Department of Epidemiology, College of Public Health, University of Iowa, Iowa City, IA, United States; Injury Prevention and Research Center, College of Public Health, University of Iowa, Iowa City, IA, United States.
Department of Occupational and Environmental Health, College of Public Health, University of Iowa, Iowa City, IA, United States; Injury Prevention and Research Center, College of Public Health, University of Iowa, Iowa City, IA, United States.
J Safety Res. 2019 Feb;68:215-222. doi: 10.1016/j.jsr.2018.10.014. Epub 2018 Nov 13.
Classifying risky driving among new teenage drivers is important for efficiently targeting driving interventions. We thoroughly investigated whether novice drivers can be clustered by their driving outcome profiles over time.
A sample of 51 newly licensed teen drivers was recruited and followed over a period of 20 weeks. An in-vehicle video recording system was used to gather data on dangerous driving events referred to as DDEs (elevated g-force, near-crash, and crash events), risky driving behaviors referred to as RDBs (e.g., running stop signs, cell phone use while driving), and miles traveled. The DDE and RDB weekly rates rate were determined by dividing the number of DDEs and RDBs in a week by the number of miles traveled in that week, respectively. Group-based trajectory modeling was used to map the clustering of DDE rate and RDB rate patterns over time and their associated covariates.
Two distinct DDE rate patterns were found. The first group (69.1% of the study population) had a lower DDE rate which was consistent over time. The second had a higher DDE rate pattern (30.9%) and characterized by a rising trend in DDE rate followed by a steady decrease (inverted U-shaped pattern). Two RDB rate patterns were also identified: a lower RDB rate pattern (83.4% of the study population) and a higher RDB rate pattern (16.6%). RDB and DDE rate patterns were positively related, and therefore, co-occurred. The results also showed that males were more likely than females to be in the higher DDE and RDB rate patterns.
The groups identified by trajectory models may be useful for targeting driving interventions to teens that would mostly benefit as the different trajectories may represent different crash risk levels. Practical applications: Parents using feedback devices to monitor the driving performance of their teens can use the initial weeks of independent driving to classify their teens as low or high-risk drivers. Teens making a very few DDEs during their early weeks of independent driving are likely to remain in the lower risk group over time and can be spared from monitoring and interventions. However, teens making many DDEs during their initial weeks of unsupervised driving are likely to continue to make even more DDEs and would require careful monitoring and targeted interventions.

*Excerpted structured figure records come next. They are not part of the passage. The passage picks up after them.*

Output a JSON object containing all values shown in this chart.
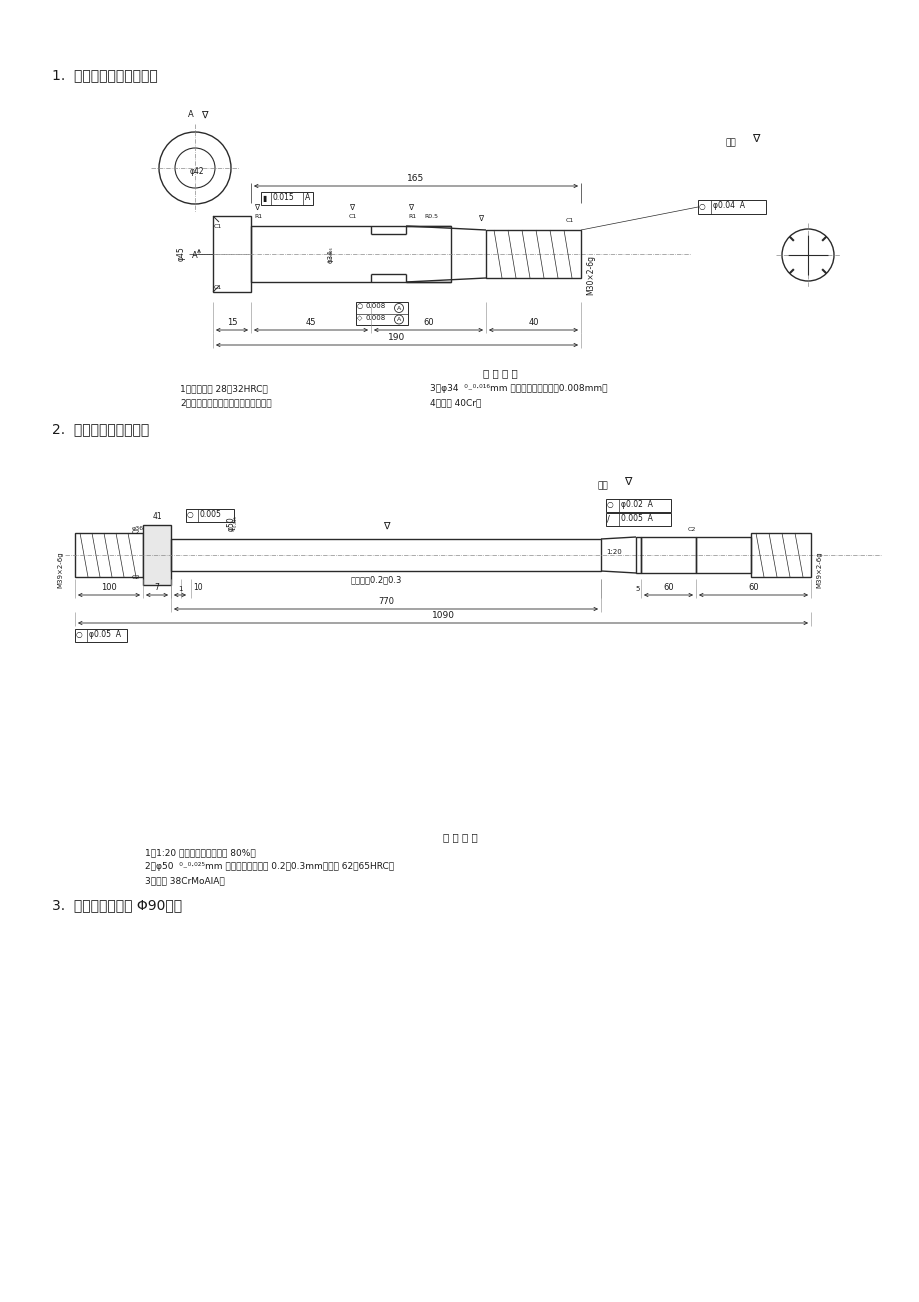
{
  "bg_color": "#ffffff",
  "title1": "1.  连杆螺钉，毛坏为锻件",
  "title2": "2.  活塞杆，毛坏为锻件",
  "title3": "3.  输出轴，毛坏为 Φ90棒料",
  "tech_title1": "技 术 要 求",
  "tech1_line1": "1．调质处理 28－32HRC。",
  "tech1_line2": "2．磁粉探伤，无裂纹，夹渣等缺陷。",
  "tech1_line3": "3．φ34  ⁰₋⁰⋅⁰¹⁶mm 圆度、圆柱度公差为0.008mm。",
  "tech1_line4": "4．材料 40Cr。",
  "tech_title2": "技 术 要 求",
  "tech2_line1": "1．1:20 锥度接触面积不少于 80%。",
  "tech2_line2": "2．φ50  ⁰₋⁰⋅⁰²⁵mm 部分氮化层深度为 0.2－0.3mm，硬度 62－65HRC。",
  "tech2_line3": "3．材料 38CrMoAlA。",
  "font_color": "#1a1a1a",
  "drawing_color": "#2a2a2a",
  "dim_color": "#2a2a2a",
  "center_line_color": "#888888"
}
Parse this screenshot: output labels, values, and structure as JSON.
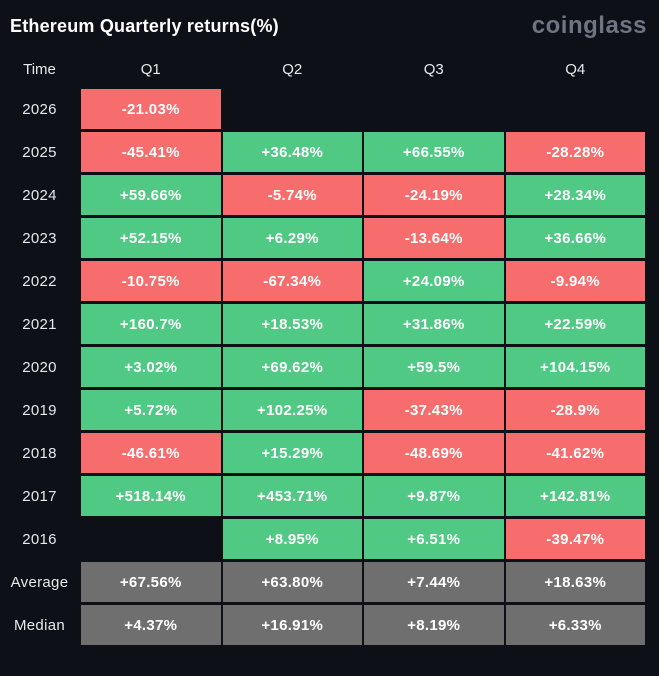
{
  "header": {
    "title": "Ethereum Quarterly returns(%)",
    "logo": "coinglass"
  },
  "colors": {
    "background": "#0d1117",
    "positive": "#50c984",
    "negative": "#f76d6d",
    "neutral": "#6f6f6f",
    "text": "#ffffff",
    "label_text": "#e7e9ea",
    "logo_text": "#6e7582"
  },
  "chart_data": {
    "type": "heatmap",
    "title": "Ethereum Quarterly returns(%)",
    "columns": [
      "Time",
      "Q1",
      "Q2",
      "Q3",
      "Q4"
    ],
    "rows": [
      {
        "label": "2026",
        "summary": false,
        "values": [
          "-21.03%",
          "",
          "",
          ""
        ]
      },
      {
        "label": "2025",
        "summary": false,
        "values": [
          "-45.41%",
          "+36.48%",
          "+66.55%",
          "-28.28%"
        ]
      },
      {
        "label": "2024",
        "summary": false,
        "values": [
          "+59.66%",
          "-5.74%",
          "-24.19%",
          "+28.34%"
        ]
      },
      {
        "label": "2023",
        "summary": false,
        "values": [
          "+52.15%",
          "+6.29%",
          "-13.64%",
          "+36.66%"
        ]
      },
      {
        "label": "2022",
        "summary": false,
        "values": [
          "-10.75%",
          "-67.34%",
          "+24.09%",
          "-9.94%"
        ]
      },
      {
        "label": "2021",
        "summary": false,
        "values": [
          "+160.7%",
          "+18.53%",
          "+31.86%",
          "+22.59%"
        ]
      },
      {
        "label": "2020",
        "summary": false,
        "values": [
          "+3.02%",
          "+69.62%",
          "+59.5%",
          "+104.15%"
        ]
      },
      {
        "label": "2019",
        "summary": false,
        "values": [
          "+5.72%",
          "+102.25%",
          "-37.43%",
          "-28.9%"
        ]
      },
      {
        "label": "2018",
        "summary": false,
        "values": [
          "-46.61%",
          "+15.29%",
          "-48.69%",
          "-41.62%"
        ]
      },
      {
        "label": "2017",
        "summary": false,
        "values": [
          "+518.14%",
          "+453.71%",
          "+9.87%",
          "+142.81%"
        ]
      },
      {
        "label": "2016",
        "summary": false,
        "values": [
          "",
          "+8.95%",
          "+6.51%",
          "-39.47%"
        ]
      },
      {
        "label": "Average",
        "summary": true,
        "values": [
          "+67.56%",
          "+63.80%",
          "+7.44%",
          "+18.63%"
        ]
      },
      {
        "label": "Median",
        "summary": true,
        "values": [
          "+4.37%",
          "+16.91%",
          "+8.19%",
          "+6.33%"
        ]
      }
    ],
    "legend": {
      "positive_color_meaning": "positive quarterly return",
      "negative_color_meaning": "negative quarterly return",
      "neutral_color_meaning": "summary statistic"
    }
  }
}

对新青少年驾驶员的危险驾驶行为进行分类对于有效地针对驾驶干预措施非常重要。我们深入研究了新手驾驶员是否可以根据其随时间推移的驾驶结果分布进行聚类。
招募了 51 名新获得驾照的青少年驾驶员并对其进行了 20 周的随访。使用车载视频记录系统收集危险驾驶事件(高 g 力、近撞和撞车事件)和危险驾驶行为(例如,闯红灯、开车时使用手机)以及行驶里程的数据。每周 DDE 率和 RDB 率分别通过将一周内的 DDE 数量和 RDB 数量除以一周内行驶的英里数来确定。使用基于群组的轨迹建模来映射随时间推移的 DDE 率和 RDB 率模式的聚类及其相关协变量。
发现了两种不同的 DDE 率模式。第一组(研究人群的 69.1%)的 DDE 率较低且保持一致。第二组的 DDE 率较高(30.9%),特点是 DDE 率呈上升趋势,随后稳定下降(倒 U 型模式)。还确定了两种 RDB 率模式:较低的 RDB 率模式(研究人群的 83.4%)和较高的 RDB 率模式(16.6%)。RDB 和 DDE 率模式呈正相关,因此同时发生。结果还表明,男性比女性更有可能处于较高的 DDE 和 RDB 率模式。
轨迹模型识别的群体可能有助于针对青少年进行驾驶干预,因为不同的轨迹可能代表不同的碰撞风险水平,大多数青少年将从中受益。实际应用:父母使用反馈设备来监测青少年的驾驶表现,可以使用青少年独立驾驶的最初几周来将他们归类为低风险或高风险驾驶员。青少年在独立驾驶的最初几周内很少发生 DDE,则随着时间的推移,他们很可能继续处于低风险群体中,从而可以免于监控和干预。但是,在最初几周内未受监督的驾驶中发生许多 DDE 的青少年很可能会继续发生更多的 DDE,因此需要仔细监控和有针对性的干预。